Which organisations will fall within the scope of the new offence?

Under the ECCT Act, any large organisation will fall within the scope of the new offence. Broadly, this means in the year that the fraud was committed, an organisation will need to meet two or more of the below criteria:

  • a turnover of more than £36 million;
  • a balance sheet total of more than £18 million; and /or
  • more than 250 employees.

If an organisation is part of a group, then the group in aggregate will be assessed to see if it meets two or more of these thresholds. If the group is within scope, its parent undertaking can be liable for the new offence.

The new offence will also apply to partnerships, charities, and other not-for-profit organisations and incorporated public bodies.

What is the available defence?

There is a defence if the relevant organisation can show that, at the time that the fraud offence was committed, it had in place reasonable prevention procedures.

If there are no prevention procedures in place, the organisation would need to demonstrate that the risk of fraud was so low that it would be unreasonable to expect the organisation to have any prevention procedures in place.

The Government is hoping that the new offence, and available defence, will drive a shift in corporate culture to encourage more organisations to implement, or improve, their fraud prevention policies.

The Government will issue guidance about the types of reasonable prevention procedures that relevant bodies can put in place.

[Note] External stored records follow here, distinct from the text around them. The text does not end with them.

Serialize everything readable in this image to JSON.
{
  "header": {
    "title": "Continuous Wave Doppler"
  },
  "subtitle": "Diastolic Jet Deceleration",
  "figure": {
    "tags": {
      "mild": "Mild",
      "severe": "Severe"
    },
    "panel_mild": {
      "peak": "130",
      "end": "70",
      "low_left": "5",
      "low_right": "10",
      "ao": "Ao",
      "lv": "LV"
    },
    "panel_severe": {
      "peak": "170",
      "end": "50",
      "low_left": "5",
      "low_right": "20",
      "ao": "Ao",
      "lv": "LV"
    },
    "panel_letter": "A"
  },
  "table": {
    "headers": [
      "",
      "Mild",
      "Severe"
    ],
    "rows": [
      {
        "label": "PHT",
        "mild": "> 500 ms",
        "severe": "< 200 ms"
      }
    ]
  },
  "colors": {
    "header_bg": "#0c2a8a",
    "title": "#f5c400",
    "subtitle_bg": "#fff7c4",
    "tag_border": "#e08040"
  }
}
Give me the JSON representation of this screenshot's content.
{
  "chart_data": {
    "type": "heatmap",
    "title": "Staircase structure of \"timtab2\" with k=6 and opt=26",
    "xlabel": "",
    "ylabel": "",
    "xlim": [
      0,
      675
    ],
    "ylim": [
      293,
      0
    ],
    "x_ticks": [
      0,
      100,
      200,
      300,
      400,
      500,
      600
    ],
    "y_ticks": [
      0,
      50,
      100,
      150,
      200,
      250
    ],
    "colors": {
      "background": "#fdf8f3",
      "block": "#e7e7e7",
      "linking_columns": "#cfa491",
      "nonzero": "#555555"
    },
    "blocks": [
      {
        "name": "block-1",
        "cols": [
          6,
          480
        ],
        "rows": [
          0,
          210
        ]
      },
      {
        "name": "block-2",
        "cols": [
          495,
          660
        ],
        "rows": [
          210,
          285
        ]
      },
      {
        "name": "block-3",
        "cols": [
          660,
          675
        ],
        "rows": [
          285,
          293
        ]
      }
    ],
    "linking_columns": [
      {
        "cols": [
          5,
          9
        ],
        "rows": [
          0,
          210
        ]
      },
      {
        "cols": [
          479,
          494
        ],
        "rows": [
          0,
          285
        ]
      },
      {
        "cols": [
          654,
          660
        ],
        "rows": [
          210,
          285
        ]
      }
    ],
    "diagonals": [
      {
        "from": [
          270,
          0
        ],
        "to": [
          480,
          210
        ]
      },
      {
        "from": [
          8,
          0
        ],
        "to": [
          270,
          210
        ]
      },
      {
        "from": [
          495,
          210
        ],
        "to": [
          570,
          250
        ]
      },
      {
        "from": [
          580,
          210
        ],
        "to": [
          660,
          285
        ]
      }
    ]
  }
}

This guidance has not yet been published.

When will the new offence come into force?

The new offence will not be brought into force until the Government has issued statutory guidance in relation to the procedures that organisations can put in place to prevent persons associated with them from committing fraud offences.

How is this linked to ESG / greenwashing concerns?

There will be various ways to describe what greenwashing is, but a straight-forward definition is to "make people believe that your company is doing more to protect the environment than it really is". That typically manifests itself in inaccurate or misleading claims about a company, its strategy, or the sustainability benefits of its product and service offering. Since fraud is concerned with the making of dishonest or false statements/representations in order to achieve an unlawful gain, it is clear there can be an overlap between misleading ESG statements and the new failure to prevent fraud offence.

For example, promoting a service as being "green" but for which there is no, or at least very little, credible data to support the assertion. Or a company (or its directors) making a false statement regarding the company's ESG credentials, with the benefit to the company being in the form of new business/new clients. Although companies may wish to advertise their green credentials, is there someone who is looking at ESG through the lens of potential misconduct?

What should organisations do now in anticipation of the new offence?

Organisations within the scope of the new offence should take steps to review their current policies and, once the statutory guidance has been published (anticipated in the second half of 2024), ensure that their own prevention procedures meet the recommendations contained in that guidance.

The response to the new offence is likely to be not dissimilar to how businesses reacted to the Bribery Act when it first came into force:

  • Is there top-level commitment from management?
  • Who within the company has the risk ownership for testing the accuracy of statements, checking/monitoring the underlying data, and overseeing the reporting process?
  • Have current policies and procedures been reviewed, and have the risks of fraud been properly risk assessed?
  • Has there been a proportionate response when assessing risk, taking into account the nature, scale and complexity of the company?
  • Is there regular training in place for employees so that they are aware of potential fraud risks?
  • Are the risk assessments and company policies being regularly monitored and reviewed?

What are the next steps?

We will provide further updates once we have a clearer indication of the timetable for implementation, together with the relevant guidance and any secondary legislation.

The content of this article is intended to provide a general guide to the subject matter. Specialist advice should be sought about your specific circumstances.